Was passiert zum Beispiel, wenn es bei einem Kohle- oder Gaskraftwerk in der Nähe des Kesselhauses zu einer Explosion kommt? Fällt dann nur der betroffene Block aus oder muss das ganze Kraftwerk vom Netz? Rechtliche Rahmenbedingungen wie das Energiewirtschafts- und das IT-Sicherheitsgesetz verpflichten die Strombranche, Maßnahmen zu ergreifen, um die Versorgung krisensicher zu machen.
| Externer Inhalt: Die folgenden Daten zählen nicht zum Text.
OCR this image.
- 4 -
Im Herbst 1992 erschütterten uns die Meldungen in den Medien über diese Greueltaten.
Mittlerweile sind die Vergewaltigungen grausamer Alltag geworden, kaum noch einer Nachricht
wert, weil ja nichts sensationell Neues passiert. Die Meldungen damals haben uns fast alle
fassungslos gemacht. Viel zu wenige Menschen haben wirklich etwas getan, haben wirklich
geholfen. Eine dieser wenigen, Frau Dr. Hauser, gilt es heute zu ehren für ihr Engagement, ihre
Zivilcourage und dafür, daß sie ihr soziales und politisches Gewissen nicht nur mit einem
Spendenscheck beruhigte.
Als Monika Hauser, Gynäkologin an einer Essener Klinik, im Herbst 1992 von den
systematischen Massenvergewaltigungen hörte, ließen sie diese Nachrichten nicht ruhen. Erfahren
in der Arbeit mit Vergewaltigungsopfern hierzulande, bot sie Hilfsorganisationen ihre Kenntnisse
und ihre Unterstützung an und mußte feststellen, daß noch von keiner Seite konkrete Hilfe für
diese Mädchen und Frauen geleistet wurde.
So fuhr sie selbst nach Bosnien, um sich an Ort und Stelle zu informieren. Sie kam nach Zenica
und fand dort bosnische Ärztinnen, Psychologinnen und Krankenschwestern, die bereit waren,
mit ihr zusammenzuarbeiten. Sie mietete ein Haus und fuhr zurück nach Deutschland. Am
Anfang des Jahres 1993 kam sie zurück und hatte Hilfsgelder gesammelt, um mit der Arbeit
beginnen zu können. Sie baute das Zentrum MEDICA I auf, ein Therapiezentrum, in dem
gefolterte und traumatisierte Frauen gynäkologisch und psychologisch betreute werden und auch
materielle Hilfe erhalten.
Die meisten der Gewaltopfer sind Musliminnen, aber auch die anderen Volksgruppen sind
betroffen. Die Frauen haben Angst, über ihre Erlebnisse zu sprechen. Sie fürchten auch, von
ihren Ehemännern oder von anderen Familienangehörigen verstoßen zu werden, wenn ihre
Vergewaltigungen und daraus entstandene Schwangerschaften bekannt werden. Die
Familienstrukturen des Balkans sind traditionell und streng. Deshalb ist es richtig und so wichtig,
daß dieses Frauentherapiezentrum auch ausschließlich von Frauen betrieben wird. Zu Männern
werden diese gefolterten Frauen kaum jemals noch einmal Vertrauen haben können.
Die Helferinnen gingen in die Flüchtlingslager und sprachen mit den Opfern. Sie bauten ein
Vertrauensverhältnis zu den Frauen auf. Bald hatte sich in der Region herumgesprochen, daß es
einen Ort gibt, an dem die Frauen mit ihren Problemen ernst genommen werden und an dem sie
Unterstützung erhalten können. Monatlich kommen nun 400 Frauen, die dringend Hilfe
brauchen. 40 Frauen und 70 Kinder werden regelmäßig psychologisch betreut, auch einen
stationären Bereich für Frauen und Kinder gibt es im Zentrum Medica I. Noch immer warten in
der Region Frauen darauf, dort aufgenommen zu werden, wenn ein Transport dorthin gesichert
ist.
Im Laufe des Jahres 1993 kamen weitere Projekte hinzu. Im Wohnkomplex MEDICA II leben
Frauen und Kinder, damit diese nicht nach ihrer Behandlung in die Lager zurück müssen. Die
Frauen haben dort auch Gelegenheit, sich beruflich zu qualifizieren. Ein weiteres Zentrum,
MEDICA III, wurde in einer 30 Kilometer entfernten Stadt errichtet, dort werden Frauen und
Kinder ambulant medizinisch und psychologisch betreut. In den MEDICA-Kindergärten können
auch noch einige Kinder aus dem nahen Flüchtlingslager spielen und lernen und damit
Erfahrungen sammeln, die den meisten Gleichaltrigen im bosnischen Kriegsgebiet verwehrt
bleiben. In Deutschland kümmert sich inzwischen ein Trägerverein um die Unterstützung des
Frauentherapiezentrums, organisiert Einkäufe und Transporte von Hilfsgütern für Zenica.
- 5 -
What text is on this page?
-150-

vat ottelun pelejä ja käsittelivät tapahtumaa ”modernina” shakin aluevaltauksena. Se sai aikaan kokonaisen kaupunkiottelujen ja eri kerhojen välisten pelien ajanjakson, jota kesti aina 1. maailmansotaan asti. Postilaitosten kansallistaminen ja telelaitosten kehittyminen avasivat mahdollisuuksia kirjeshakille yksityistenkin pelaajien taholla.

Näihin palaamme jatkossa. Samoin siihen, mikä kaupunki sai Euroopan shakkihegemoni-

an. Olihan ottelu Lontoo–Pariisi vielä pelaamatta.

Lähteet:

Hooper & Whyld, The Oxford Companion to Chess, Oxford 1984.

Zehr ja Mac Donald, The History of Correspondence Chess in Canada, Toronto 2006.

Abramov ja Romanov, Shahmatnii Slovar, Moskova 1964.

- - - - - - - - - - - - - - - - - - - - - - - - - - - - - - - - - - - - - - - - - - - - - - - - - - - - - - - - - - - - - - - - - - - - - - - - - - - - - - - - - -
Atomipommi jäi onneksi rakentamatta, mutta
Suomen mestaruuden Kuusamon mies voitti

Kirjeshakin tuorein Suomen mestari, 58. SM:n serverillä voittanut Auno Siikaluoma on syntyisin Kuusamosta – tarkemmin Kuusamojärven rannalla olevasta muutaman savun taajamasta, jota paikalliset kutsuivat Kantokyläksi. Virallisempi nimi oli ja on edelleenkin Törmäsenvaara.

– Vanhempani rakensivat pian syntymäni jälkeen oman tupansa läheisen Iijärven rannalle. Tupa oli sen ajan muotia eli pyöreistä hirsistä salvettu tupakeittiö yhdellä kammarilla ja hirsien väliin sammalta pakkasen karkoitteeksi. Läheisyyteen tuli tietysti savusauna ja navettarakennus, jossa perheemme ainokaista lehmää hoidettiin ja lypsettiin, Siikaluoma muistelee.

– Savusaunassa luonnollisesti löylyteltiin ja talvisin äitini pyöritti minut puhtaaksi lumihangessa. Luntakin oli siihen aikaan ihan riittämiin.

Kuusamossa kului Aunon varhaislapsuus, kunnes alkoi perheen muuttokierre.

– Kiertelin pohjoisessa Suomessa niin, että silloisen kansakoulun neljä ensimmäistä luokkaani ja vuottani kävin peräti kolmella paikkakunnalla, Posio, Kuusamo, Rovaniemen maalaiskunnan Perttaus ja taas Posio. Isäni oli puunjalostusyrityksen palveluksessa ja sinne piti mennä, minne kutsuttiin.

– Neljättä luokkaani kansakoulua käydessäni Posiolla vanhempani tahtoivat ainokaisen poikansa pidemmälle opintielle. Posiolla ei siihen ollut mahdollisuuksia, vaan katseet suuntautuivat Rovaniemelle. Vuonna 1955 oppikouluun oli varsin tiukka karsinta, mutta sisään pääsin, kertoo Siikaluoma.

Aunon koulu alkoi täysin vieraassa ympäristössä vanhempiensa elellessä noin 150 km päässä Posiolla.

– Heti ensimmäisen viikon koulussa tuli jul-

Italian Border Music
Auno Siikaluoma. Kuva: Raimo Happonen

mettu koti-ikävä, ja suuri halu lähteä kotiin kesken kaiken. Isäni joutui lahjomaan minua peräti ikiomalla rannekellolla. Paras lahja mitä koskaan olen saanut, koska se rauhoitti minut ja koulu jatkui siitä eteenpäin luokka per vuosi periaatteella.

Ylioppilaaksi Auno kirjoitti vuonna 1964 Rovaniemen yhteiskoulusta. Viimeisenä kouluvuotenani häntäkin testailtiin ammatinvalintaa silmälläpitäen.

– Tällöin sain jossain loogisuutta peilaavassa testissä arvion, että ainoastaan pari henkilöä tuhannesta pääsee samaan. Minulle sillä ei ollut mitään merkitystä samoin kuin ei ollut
Der Staat habe viel getan, um das Problembewusstsein zu schärfen und Kooperation und Austausch der Verantwortlichen zu fördern, sagt Kathrin Stolzenburg.
"Es gibt Rahmenempfehlungen, Konzepte für Einsatzkräfte bei Stromausfällen. Deutschlandauf, deutschlandab üben Länder und Landkreise Stromausfälle. Es gibt Stabsrahmenübungen dazu. Die Übertragungsnetzbetreiber, die diese so genannten Stromautobahnen führen, ohne die hier gar nichts funktionieren würde, haben sich massiv für die Krise aufgestellt."
Notfallübung für Stromausfall
2016 fand in den Niederlanden erstmals eine internationale Übung statt, bei der 100 Experten probten, wie sich ein langanhaltender überregionaler Stromausfall in Europa in den Griff bekommen ließe. Ob und in welchem Umfang solche Planspiele im Ernstfall tatsächlich helfen, den Schaden zu begrenzen, bleibt abzuwarten.
Sich auf den Ernstfall vorzubereiten, ist aber sicher kein Fehler. Netzbetreiber verzeichnen inzwischen fast täglich Hackerangriffe. Und im Bericht des Büros für Technikfolgenabschätzung war bereits 2011 zu lesen: Die Gefahr eines Blackouts wachse, "weil die Gefahr terroristischer Angriffe und klimabedingter Extremwetterereignisse als Ursachen eines Netzzusammenbruches zunehmen werden."